My question is regarding how to handle processing two lists with multiple dataframes each in R. Please find example data below.
set.seed(1)
set1 <- data.frame(NAME = paste("row_", 1:10, sep = ""),
SYMBOL = paste(c(sample(LETTERS, 10))),
SIGNIFICANT = sample(c("yes", "no"), 10, replace = TRUE))
set2 <- data.frame(NAME = paste("row_", 1:10, sep = ""),
SYMBOL = paste(c(sample(LETTERS, 10))),
SIGNIFICANT = sample(c("yes", "no"), 10, replace = TRUE))
set3 <- data.frame(NAME = paste("row_", 1:10, sep = ""),
SYMBOL = paste(c(sample(LETTERS, 10))),
SIGNIFICANT = sample(c("yes", "no"), 10, replace = TRUE))
set4 <- data.frame(NAME = paste("row_", 1:10, sep = ""),
SYMBOL = paste(c(sample(LETTERS, 10))),
SIGNIFICANT = sample(c("yes", "no"), 10, replace = TRUE))
files <- list(set1, set2, set3, set4)
names(files) <- paste("Set", 1:4, sep = "")
reports <- list(data.frame(SETS = c("Set1", "Set3"),
STATISTIC = runif(2)),
data.frame(SETS = c("Set2", "Set4"),
STATISTIC = runif(2)))
names(reports) <- c("Report1", "Report2")
files
is a list containing many dataframes of metadata from an analysis.
> files$Set1
NAME SYMBOL SIGNIFICANT
1 row_1 Y no
2 row_2 D no
3 row_3 G no
4 row_4 A yes
5 row_5 B yes
6 row_6 K yes
7 row_7 N yes
8 row_8 R yes
9 row_9 W yes
10 row_10 J yes
reports
is also a list containing 2 dataframes with primary outputs from a two-way analysis and associated statistics.
> reports$Report1
SETS STATISTIC
1 Set1 0.4100841
2 Set3 0.8108702
Note that the names of the dataframes within the files
list correspond with column 2 of the dataframes within the reports
list.
I wish to collapse these files
metadata in a particular way. If files$Set1$SIGNIFICANT == 'yes'
, I would like to append the corresponding SYMBOL
to a comma delimited string.
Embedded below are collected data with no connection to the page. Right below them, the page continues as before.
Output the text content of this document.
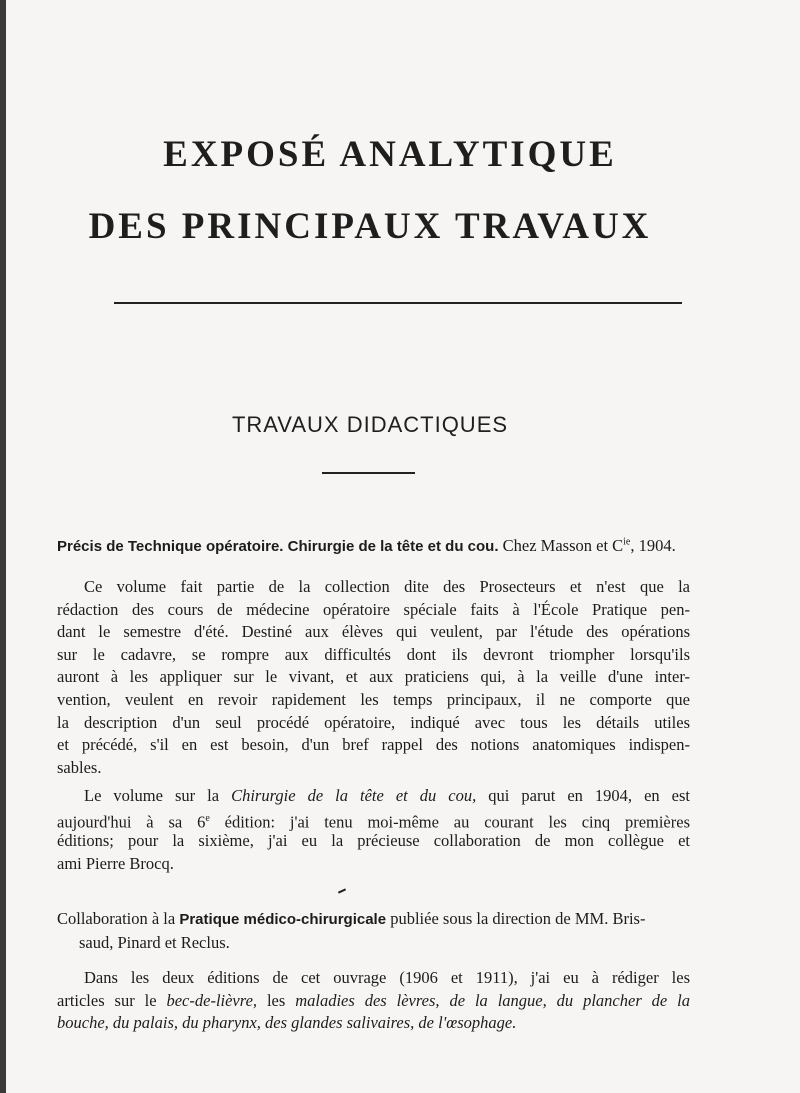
EXPOSÉ ANALYTIQUE
DES PRINCIPAUX TRAVAUX
TRAVAUX DIDACTIQUES
Précis de Technique opératoire. Chirurgie de la tête et du cou. Chez Masson et $C^{ie}$, 1904.
Ce volume fait partie de la collection dite des Prosecteurs et n'est que la
rédaction des cours de médecine opératoire spéciale faits à l'École Pratique pen-
dant le semestre d'été. Destiné aux élèves qui veulent, par l'étude des opérations
sur le cadavre, se rompre aux difficultés dont ils devront triompher lorsqu'ils
auront à les appliquer sur le vivant, et aux praticiens qui, à la veille d'une inter-
vention, veulent en revoir rapidement les temps principaux, il ne comporte que
la description d'un seul procédé opératoire, indiqué avec tous les détails utiles
et précédé, s'il en est besoin, d'un bref rappel des notions anatomiques indispen-
sables.
Le volume sur la Chirurgie de la tête et du cou, qui parut en 1904, en est
aujourd'hui à sa 6e édition: j'ai tenu moi-même au courant les cinq premières
éditions; pour la sixième, j'ai eu la précieuse collaboration de mon collègue et
ami Pierre Brocq.
Collaboration à la Pratique médico-chirurgicale publiée sous la direction de MM. Bris-
saud, Pinard et Reclus.
Dans les deux éditions de cet ouvrage (1906 et 1911), j'ai eu à rédiger les
articles sur le bec-de-lièvre, les maladies des lèvres, de la langue, du plancher de la
bouche, du palais, du pharynx, des glandes salivaires, de l'œsophage.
Then, I would like to append the string to the corresponding Set within reports
. Thus, my desired output would be as follows:
> head(reports$Report1)
SETS STATISTIC SYMBOL
1 Set1 0.4100841 A, V, K, N, R, W, J
2 Set3 0.8108702 F, S, J, V
and likewise for Report2
Easy enough to do manually for this example, but in my actual project, length(files)=600
I am attempting to parse this through a for
loop but keep running into errors. Here is my current iteration
output <- data.frame()
for(i in 1:length(files)){
for(j in 1:nrow(files[[i]])){
if(files[j, 3] == "Yes"){
output[i, 1]=i;
output[i, 2]=paste0(i[,2], collapse = ", ")
}
}
}
And my current error:
Error in i[[j, 3]] : incorrect number of subscripts
I have been working with R for ~4 years now and if I know one thing, its that people avoid loops like the plague more often than not. I know some variation of apply
, lapply
, etc. is likely going to make life easy. Despite that, after consulting the R literature and this forum, I am stumped.
Would appreciate some advice on this one. Thanks everybody!